Wednesday, November 5, 2008
Some ten years ago, German interior designer Nona von Haeften and her husband Wolf Siegfried Wagner, a stage designer, paid their first visit to Mallorca. The couple had been looking for a holiday house for some time, but convinced that Mallorca had long since been ruined by mass tourism, they had never visited the island. One day, an old friend who had a house in Mallorca and knew the island well persuaded them to make a visit in order to inspect an old finca that she knew was for sale in the eastern part of the island. Although highly sceptical, Nona and Wolf agreed to fly down from their home in Hamburg for a short visit. It was a classic case of love at first sight and just three weeks after their arrival, the finca, together with a sizeable plot of surrounding farmland, was theirs.
Once the building work was complete, the business of furnishing the house took over. Nona sourced most of the fabrics and furniture from her contacts and suppliers in Germany, France and England. No easy task, but the house was eventually made ready to receive its first contingent of guests who were thrilled to find themselves staying in such delightful surroundings.
It wasn’t long before the finca became the couple’s main residence. Word of the successful transformation of their new home soon spread and within a matter of months Wolf had been asked to renovate and design other houses on the island. Meanwhile Nona has set up an interior design business in the nearby town of Manacor.

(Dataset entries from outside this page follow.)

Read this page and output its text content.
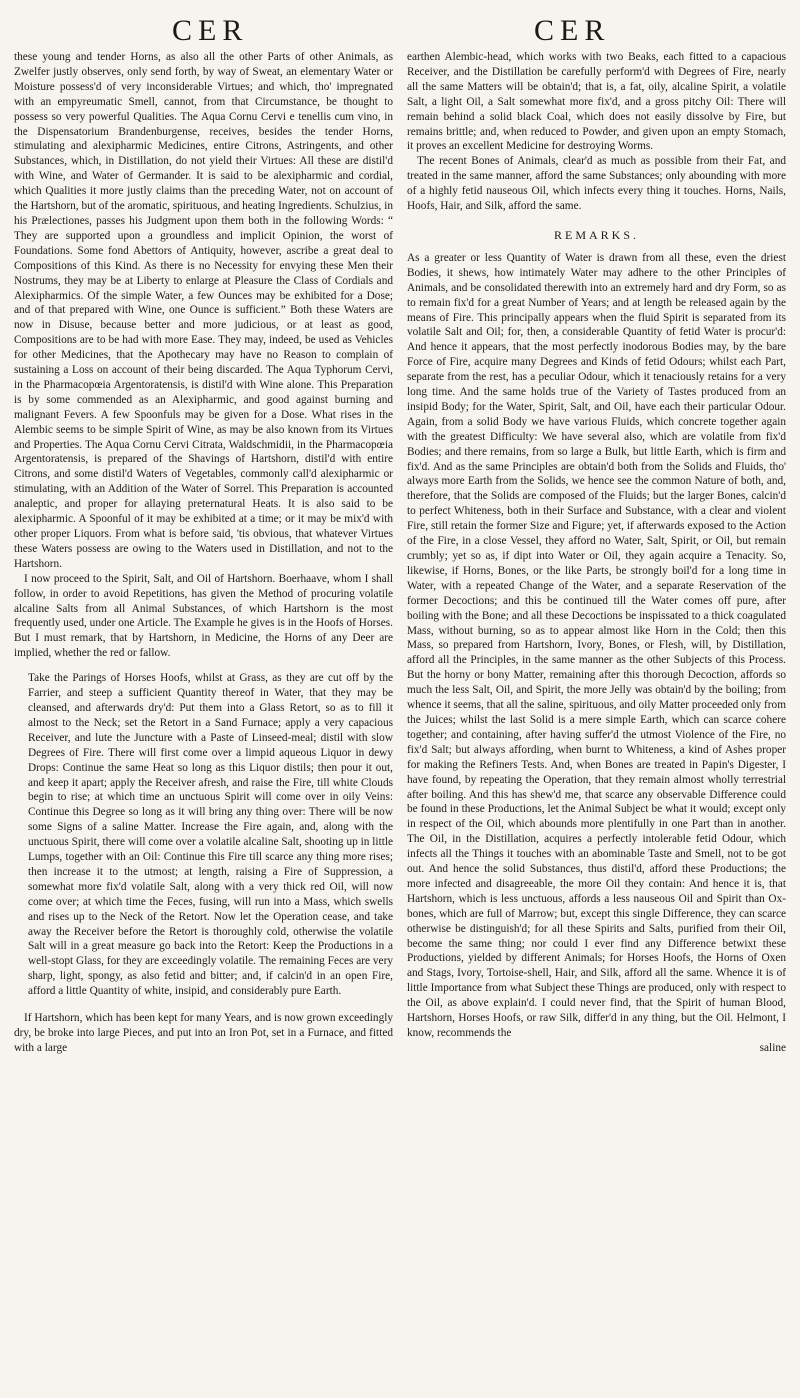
CER	CER

these young and tender Horns, as also all the other Parts of other Animals, as Zwelfer justly observes, only send forth, by way of Sweat, an elementary Water or Moisture possess'd of very inconsiderable Virtues; and which, tho' impregnated with an empyreumatic Smell, cannot, from that Circumstance, be thought to possess so very powerful Qualities. The Aqua Cornu Cervi e tenellis cum vino, in the Dispensatorium Brandenburgense, receives, besides the tender Horns, stimulating and alexipharmic Medicines, entire Citrons, Astringents, and other Substances, which, in Distillation, do not yield their Virtues: All these are distil'd with Wine, and Water of Germander. It is said to be alexipharmic and cordial, which Qualities it more justly claims than the preceding Water, not on account of the Hartshorn, but of the aromatic, spirituous, and heating Ingredients. Schulzius, in his Prælectiones, passes his Judgment upon them both in the following Words: “ They are supported upon a groundless and implicit Opinion, the worst of Foundations. Some fond Abettors of Antiquity, however, ascribe a great deal to Compositions of this Kind. As there is no Necessity for envying these Men their Nostrums, they may be at Liberty to enlarge at Pleasure the Class of Cordials and Alexipharmics. Of the simple Water, a few Ounces may be exhibited for a Dose; and of that prepared with Wine, one Ounce is sufficient.” Both these Waters are now in Disuse, because better and more judicious, or at least as good, Compositions are to be had with more Ease. They may, indeed, be used as Vehicles for other Medicines, that the Apothecary may have no Reason to complain of sustaining a Loss on account of their being discarded. The Aqua Typhorum Cervi, in the Pharmacopœia Argentoratensis, is distil'd with Wine alone. This Preparation is by some commended as an Alexipharmic, and good against burning and malignant Fevers. A few Spoonfuls may be given for a Dose. What rises in the Alembic seems to be simple Spirit of Wine, as may be also known from its Virtues and Properties. The Aqua Cornu Cervi Citrata, Waldschmidii, in the Pharmacopœia Argentoratensis, is prepared of the Shavings of Hartshorn, distil'd with entire Citrons, and some distil'd Waters of Vegetables, commonly call'd alexipharmic or stimulating, with an Addition of the Water of Sorrel. This Preparation is accounted analeptic, and proper for allaying preternatural Heats. It is also said to be alexipharmic. A Spoonful of it may be exhibited at a time; or it may be mix'd with other proper Liquors. From what is before said, 'tis obvious, that whatever Virtues these Waters possess are owing to the Waters used in Distillation, and not to the Hartshorn.

I now proceed to the Spirit, Salt, and Oil of Hartshorn. Boerhaave, whom I shall follow, in order to avoid Repetitions, has given the Method of procuring volatile alcaline Salts from all Animal Substances, of which Hartshorn is the most frequently used, under one Article. The Example he gives is in the Hoofs of Horses. But I must remark, that by Hartshorn, in Medicine, the Horns of any Deer are implied, whether the red or fallow.

Take the Parings of Horses Hoofs, whilst at Grass, as they are cut off by the Farrier, and steep a sufficient Quantity thereof in Water, that they may be cleansed, and afterwards dry'd: Put them into a Glass Retort, so as to fill it almost to the Neck; set the Retort in a Sand Furnace; apply a very capacious Receiver, and lute the Juncture with a Paste of Linseed-meal; distil with slow Degrees of Fire. There will first come over a limpid aqueous Liquor in dewy Drops: Continue the same Heat so long as this Liquor distils; then pour it out, and keep it apart; apply the Receiver afresh, and raise the Fire, till white Clouds begin to rise; at which time an unctuous Spirit will come over in oily Veins: Continue this Degree so long as it will bring any thing over: There will be now some Signs of a saline Matter. Increase the Fire again, and, along with the unctuous Spirit, there will come over a volatile alcaline Salt, shooting up in little Lumps, together with an Oil: Continue this Fire till scarce any thing more rises; then increase it to the utmost; at length, raising a Fire of Suppression, a somewhat more fix'd volatile Salt, along with a very thick red Oil, will now come over; at which time the Feces, fusing, will run into a Mass, which swells and rises up to the Neck of the Retort. Now let the Operation cease, and take away the Receiver before the Retort is thoroughly cold, otherwise the volatile Salt will in a great measure go back into the Retort: Keep the Productions in a well-stopt Glass, for they are exceedingly volatile. The remaining Feces are very sharp, light, spongy, as also fetid and bitter; and, if calcin'd in an open Fire, afford a little Quantity of white, insipid, and considerably pure Earth.

If Hartshorn, which has been kept for many Years, and is now grown exceedingly dry, be broke into large Pieces, and put into an Iron Pot, set in a Furnace, and fitted with a large

earthen Alembic-head, which works with two Beaks, each fitted to a capacious Receiver, and the Distillation be carefully perform'd with Degrees of Fire, nearly all the same Matters will be obtain'd; that is, a fat, oily, alcaline Spirit, a volatile Salt, a light Oil, a Salt somewhat more fix'd, and a gross pitchy Oil: There will remain behind a solid black Coal, which does not easily dissolve by Fire, but remains brittle; and, when reduced to Powder, and given upon an empty Stomach, it proves an excellent Medicine for destroying Worms.

The recent Bones of Animals, clear'd as much as possible from their Fat, and treated in the same manner, afford the same Substances; only abounding with more of a highly fetid nauseous Oil, which infects every thing it touches. Horns, Nails, Hoofs, Hair, and Silk, afford the same.

REMARKS.

As a greater or less Quantity of Water is drawn from all these, even the driest Bodies, it shews, how intimately Water may adhere to the other Principles of Animals, and be consolidated therewith into an extremely hard and dry Form, so as to remain fix'd for a great Number of Years; and at length be released again by the means of Fire. This principally appears when the fluid Spirit is separated from its volatile Salt and Oil; for, then, a considerable Quantity of fetid Water is procur'd: And hence it appears, that the most perfectly inodorous Bodies may, by the bare Force of Fire, acquire many Degrees and Kinds of fetid Odours; whilst each Part, separate from the rest, has a peculiar Odour, which it tenaciously retains for a very long time. And the same holds true of the Variety of Tastes produced from an insipid Body; for the Water, Spirit, Salt, and Oil, have each their particular Odour. Again, from a solid Body we have various Fluids, which concrete together again with the greatest Difficulty: We have several also, which are volatile from fix'd Bodies; and there remains, from so large a Bulk, but little Earth, which is firm and fix'd. And as the same Principles are obtain'd both from the Solids and Fluids, tho' always more Earth from the Solids, we hence see the common Nature of both, and, therefore, that the Solids are composed of the Fluids; but the larger Bones, calcin'd to perfect Whiteness, both in their Surface and Substance, with a clear and violent Fire, still retain the former Size and Figure; yet, if afterwards exposed to the Action of the Fire, in a close Vessel, they afford no Water, Salt, Spirit, or Oil, but remain crumbly; yet so as, if dipt into Water or Oil, they again acquire a Tenacity. So, likewise, if Horns, Bones, or the like Parts, be strongly boil'd for a long time in Water, with a repeated Change of the Water, and a separate Reservation of the former Decoctions; and this be continued till the Water comes off pure, after boiling with the Bone; and all these Decoctions be inspissated to a thick coagulated Mass, without burning, so as to appear almost like Horn in the Cold; then this Mass, so prepared from Hartshorn, Ivory, Bones, or Flesh, will, by Distillation, afford all the Principles, in the same manner as the other Subjects of this Process. But the horny or bony Matter, remaining after this thorough Decoction, affords so much the less Salt, Oil, and Spirit, the more Jelly was obtain'd by the boiling; from whence it seems, that all the saline, spirituous, and oily Matter proceeded only from the Juices; whilst the last Solid is a mere simple Earth, which can scarce cohere together; and containing, after having suffer'd the utmost Violence of the Fire, no fix'd Salt; but always affording, when burnt to Whiteness, a kind of Ashes proper for making the Refiners Tests. And, when Bones are treated in Papin's Digester, I have found, by repeating the Operation, that they remain almost wholly terrestrial after boiling. And this has shew'd me, that scarce any observable Difference could be found in these Productions, let the Animal Subject be what it would; except only in respect of the Oil, which abounds more plentifully in one Part than in another. The Oil, in the Distillation, acquires a perfectly intolerable fetid Odour, which infects all the Things it touches with an abominable Taste and Smell, not to be got out. And hence the solid Substances, thus distil'd, afford these Productions; the more infected and disagreeable, the more Oil they contain: And hence it is, that Hartshorn, which is less unctuous, affords a less nauseous Oil and Spirit than Ox-bones, which are full of Marrow; but, except this single Difference, they can scarce otherwise be distinguish'd; for all these Spirits and Salts, purified from their Oil, become the same thing; nor could I ever find any Difference betwixt these Productions, yielded by different Animals; for Horses Hoofs, the Horns of Oxen and Stags, Ivory, Tortoise-shell, Hair, and Silk, afford all the same. Whence it is of little Importance from what Subject these Things are produced, only with respect to the Oil, as above explain'd. I could never find, that the Spirit of human Blood, Hartshorn, Horses Hoofs, or raw Silk, differ'd in any thing, but the Oil. Helmont, I know, recommends the

saline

Her shop, called Unicorn, stocks everything one could possibly need to set up home - antiques from Europe, stylish furnishing fabrics ranging from ravishing silks to cool, practical cottons, furniture in wrought iron and wood made locally to Nona’s design, together with ceramics and accessories made by talented craftspeople living on the island. Some years later, Nona opened a second warehouse-type shop, called Coconut Company, in premises next door - a treasure trove of stylish rattan furniture and affordable accessories imported from the Far East.